Dear Boston City Council members,

We are sending this open letter to you about Boston University’s plans for the Fall in anticipation of your upcoming meeting on July 9 to discuss these plans. We are two ethics professors at BU responsible for starting a petition, which presently contains over 1500 signatures, calling on BU to permit all of its university teachers (including not only tenure-line faculty, but also graduate student teachers, adjuncts, and lecturers) to be afforded the option of teaching their courses online, without needing to apply for and receive a work place adjustment, and without penalty. The complicated workplace adjustment procedure will have uncertain but necessarily limited outcomes and requires faculty to disclose personal medical information about themselves and their families. BU should meet the same standards of respecting teacher choice and privacy that UMass Boston, MIT, Harvard, and Northeastern are planning to meet

Offering a range of courses, some completely online and some classroom based, rather than requiring faculty to teach both online and in the class at the same time (as per the current policy) is crucial for protecting the health of BU’s teachers and their families, since many will not be eligible for workplace adjustments according to the narrow criteria being employed. Moreover, providing for faculty choice will help protect the health of all BU employees and students, as well as all people in the greater Boston area, by reducing the number of people both on campus and on public transportation traveling to and from campusThere is a serious risk that if BU does not change this policy, it will be responsible for the occurrence of major outbreaks in the Boston area due to its specific, and in our view reckless, policy choices. Such outbreaks would not only be bad in themselves, but could also significantly affect BU’s long-term financial viability.
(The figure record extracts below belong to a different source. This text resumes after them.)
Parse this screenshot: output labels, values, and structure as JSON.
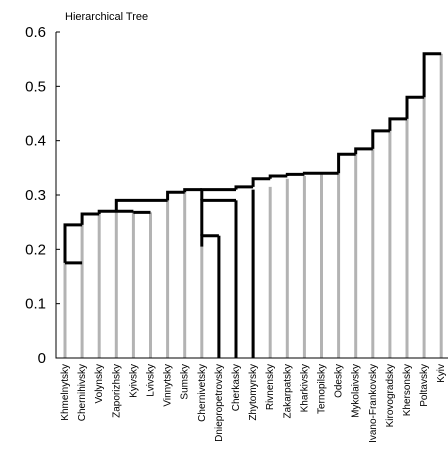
{
  "chart_data": {
    "type": "bar",
    "title": "Hierarchical Tree",
    "xlabel": "",
    "ylabel": "",
    "ylim": [
      0,
      0.6
    ],
    "yticks": [
      0,
      0.1,
      0.2,
      0.3,
      0.4,
      0.5,
      0.6
    ],
    "ytick_labels": [
      "0",
      "0.1",
      "0.2",
      "0.3",
      "0.4",
      "0.5",
      "0.6"
    ],
    "grid": false,
    "categories": [
      "Khmelnytsky",
      "Chernihivsky",
      "Volynsky",
      "Zaporizhsky",
      "Kyivsky",
      "Lvivsky",
      "Vinnytsky",
      "Sumsky",
      "Chernivetsky",
      "Dniepropetrovsky",
      "Cherkasky",
      "Zhytomyrsky",
      "Rivnensky",
      "Zakarpatsky",
      "Kharkivsky",
      "Ternopilsky",
      "Odesky",
      "Mykolaivsky",
      "Ivano-Frankovsky",
      "Kirovogradsky",
      "Khersonsky",
      "Poltavsky",
      "Kyiv"
    ],
    "bar_heights": [
      0.175,
      0.245,
      0.265,
      0.27,
      0.27,
      0.268,
      0.29,
      0.305,
      0.205,
      0.225,
      0.29,
      0.31,
      0.315,
      0.33,
      0.335,
      0.338,
      0.34,
      0.375,
      0.385,
      0.418,
      0.44,
      0.48,
      0.56
    ],
    "dark_stems": [
      {
        "x": "Dniepropetrovsky",
        "from": 0,
        "to": 0.225
      },
      {
        "x": "Cherkasky",
        "from": 0,
        "to": 0.29
      },
      {
        "x": "Zhytomyrsky",
        "from": 0,
        "to": 0.31
      }
    ],
    "links": [
      {
        "x1": "Khmelnytsky",
        "x2": "Chernihivsky",
        "h": 0.175,
        "y1": 0.175,
        "y2": 0.175
      },
      {
        "x1": "Khmelnytsky",
        "x2": "Chernihivsky",
        "h": 0.245,
        "y1": 0.175,
        "y2": 0.245
      },
      {
        "x1": "Chernihivsky",
        "x2": "Volynsky",
        "h": 0.265,
        "y1": 0.245,
        "y2": 0.265
      },
      {
        "x1": "Volynsky",
        "x2": "Kyivsky",
        "h": 0.27,
        "y1": 0.265,
        "y2": 0.27
      },
      {
        "x1": "Kyivsky",
        "x2": "Lvivsky",
        "h": 0.268,
        "y1": 0.268,
        "y2": 0.268
      },
      {
        "x1": "Zaporizhsky",
        "x2": "Vinnytsky",
        "h": 0.29,
        "y1": 0.27,
        "y2": 0.29
      },
      {
        "x1": "Vinnytsky",
        "x2": "Sumsky",
        "h": 0.305,
        "y1": 0.29,
        "y2": 0.305
      },
      {
        "x1": "Chernivetsky",
        "x2": "Dniepropetrovsky",
        "h": 0.225,
        "y1": 0.205,
        "y2": 0.225
      },
      {
        "x1": "Chernivetsky",
        "x2": "Cherkasky",
        "h": 0.29,
        "y1": 0.225,
        "y2": 0.29
      },
      {
        "x1": "Chernivetsky",
        "x2": "Cherkasky",
        "h": 0.31,
        "y1": 0.29,
        "y2": 0.31
      },
      {
        "x1": "Sumsky",
        "x2": "Chernivetsky",
        "h": 0.31,
        "y1": 0.305,
        "y2": 0.31
      },
      {
        "x1": "Cherkasky",
        "x2": "Zhytomyrsky",
        "h": 0.315,
        "y1": 0.31,
        "y2": 0.315
      },
      {
        "x1": "Zhytomyrsky",
        "x2": "Rivnensky",
        "h": 0.33,
        "y1": 0.315,
        "y2": 0.33
      },
      {
        "x1": "Rivnensky",
        "x2": "Zakarpatsky",
        "h": 0.335,
        "y1": 0.33,
        "y2": 0.335
      },
      {
        "x1": "Zakarpatsky",
        "x2": "Kharkivsky",
        "h": 0.338,
        "y1": 0.335,
        "y2": 0.338
      },
      {
        "x1": "Kharkivsky",
        "x2": "Ternopilsky",
        "h": 0.34,
        "y1": 0.338,
        "y2": 0.34
      },
      {
        "x1": "Ternopilsky",
        "x2": "Odesky",
        "h": 0.34,
        "y1": 0.34,
        "y2": 0.34
      },
      {
        "x1": "Odesky",
        "x2": "Mykolaivsky",
        "h": 0.375,
        "y1": 0.34,
        "y2": 0.375
      },
      {
        "x1": "Mykolaivsky",
        "x2": "Ivano-Frankovsky",
        "h": 0.385,
        "y1": 0.375,
        "y2": 0.385
      },
      {
        "x1": "Ivano-Frankovsky",
        "x2": "Kirovogradsky",
        "h": 0.418,
        "y1": 0.385,
        "y2": 0.418
      },
      {
        "x1": "Kirovogradsky",
        "x2": "Khersonsky",
        "h": 0.44,
        "y1": 0.418,
        "y2": 0.44
      },
      {
        "x1": "Khersonsky",
        "x2": "Poltavsky",
        "h": 0.48,
        "y1": 0.44,
        "y2": 0.48
      },
      {
        "x1": "Poltavsky",
        "x2": "Kyiv",
        "h": 0.56,
        "y1": 0.48,
        "y2": 0.56
      }
    ],
    "colors": {
      "bar": "#b3b3b3",
      "link": "#000000",
      "axis": "#000000"
    }
  }
}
We would also like to register a concern about transparency in how COVID-related information will be handled by the university. Very few public details have emerged thus far regarding BU’s pandemic information policy (we have only been told that there will be some kind of “dashboard”). We urge the university to establish a thorough, transparent, and independent public reporting process. In particular, the public must have constantly updated information about: (1) the testing and contact tracing protocols being used; (2) the false positive and false negative rates of the particular tests the university is producing or buying; (3) to what extent, if at all, the university is providing supportive quarantine so that infected individuals do not pose a risk to their families at home; (4) how many students and employees have tested positive, how many are in quarantine, how many are in the hospital (including in ICUs, as a separate data item), and how many have died. It is important that this information be collected at arm’s length from the university administration, given the financial incentives that universities have when it comes to controlling such information. The city and the BU community will then be in a good position to make decisions regarding whether or not to keep the campus open. We also recommend that the university be asked to specify publicly, ahead of time, their chosen threshold for the maximum level of known infections at which they would close the campus.